Demand for the good stuff
Of special interest is that retail demand for high quality beef remains strong. The two largest sellers of USDA Prime beef, Costco and Walmart, both report that sales are robust. This is reflected in the price spread between the Prime and Choice beef wholesale cutouts reported by USDA each week. For the week ended September 23 last year, the spread was an all-time record of US$91.46 a cwt (50kg) or NZ$1.83/kg. The spread recently has been US$38 to US$40 a cwt (NZ$ 0.76 to $0.80/kg).
Beef exports were one of the top stories in the US beef industry last year. They topped US$1 billion (NZ$1.6b) in value most months and totalled a record 1.47 million metric tonnes (mt), up 2% from the previous high in 2021. Export value climbed to a record US$11.68 billion ($NZ18.6b), up 10% from 2021.

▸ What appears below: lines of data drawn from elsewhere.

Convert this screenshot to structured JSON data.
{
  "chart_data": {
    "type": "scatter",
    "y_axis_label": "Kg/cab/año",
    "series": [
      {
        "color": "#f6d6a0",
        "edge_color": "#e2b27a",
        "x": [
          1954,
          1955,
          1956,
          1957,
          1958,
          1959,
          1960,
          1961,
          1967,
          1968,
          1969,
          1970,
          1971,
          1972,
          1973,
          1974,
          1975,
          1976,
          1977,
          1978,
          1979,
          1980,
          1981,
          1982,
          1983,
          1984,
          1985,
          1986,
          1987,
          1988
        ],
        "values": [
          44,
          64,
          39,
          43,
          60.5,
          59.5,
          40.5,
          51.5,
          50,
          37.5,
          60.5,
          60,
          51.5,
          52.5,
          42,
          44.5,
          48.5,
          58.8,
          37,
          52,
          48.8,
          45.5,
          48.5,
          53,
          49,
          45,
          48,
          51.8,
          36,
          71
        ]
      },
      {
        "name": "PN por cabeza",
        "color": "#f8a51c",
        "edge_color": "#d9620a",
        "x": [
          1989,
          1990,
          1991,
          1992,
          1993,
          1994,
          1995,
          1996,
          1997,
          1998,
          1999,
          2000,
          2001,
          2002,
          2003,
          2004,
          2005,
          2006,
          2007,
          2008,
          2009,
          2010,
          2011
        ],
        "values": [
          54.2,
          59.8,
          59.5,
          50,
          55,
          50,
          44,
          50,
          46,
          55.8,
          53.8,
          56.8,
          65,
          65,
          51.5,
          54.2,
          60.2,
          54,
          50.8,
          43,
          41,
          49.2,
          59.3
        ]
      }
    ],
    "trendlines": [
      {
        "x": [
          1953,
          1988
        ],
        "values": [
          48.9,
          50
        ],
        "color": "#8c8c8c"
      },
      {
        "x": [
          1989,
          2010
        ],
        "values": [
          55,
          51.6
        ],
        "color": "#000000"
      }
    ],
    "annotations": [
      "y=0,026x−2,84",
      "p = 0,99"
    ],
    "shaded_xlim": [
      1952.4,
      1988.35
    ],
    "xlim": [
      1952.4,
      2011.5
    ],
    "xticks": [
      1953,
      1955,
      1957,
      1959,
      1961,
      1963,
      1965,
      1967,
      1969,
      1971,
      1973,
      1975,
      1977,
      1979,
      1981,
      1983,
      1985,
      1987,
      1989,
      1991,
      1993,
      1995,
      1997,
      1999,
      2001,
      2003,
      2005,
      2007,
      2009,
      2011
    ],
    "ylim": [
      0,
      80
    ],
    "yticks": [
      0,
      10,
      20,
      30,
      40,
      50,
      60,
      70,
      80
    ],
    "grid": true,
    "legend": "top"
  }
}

However, exports slowed as the year ended and fell sharply in January versus a year ago. January volume fell 15% year over year to 100,942mt, which was valued at US$702 million or NZ$1.12b (down 32%). Beef inventories swelled in some key markets near the end of last year, contributing to a challenging environment for US exports, says the US Meat Export Federation.
USDA forecasts US beef exports will be down 12.6% in 2023 versus 2022, although many question this decline as total US beef production will be down only 5.7%. The big question is whether this will force buyers of US beef to accept higher prices than they did in 2022 because no other countries will be able to make up the shortfall in US grain-fed beef supplies. US beef imports will increase by 1% this year, says USDA, and I will be watching closely to see if more NZ beef arrives here.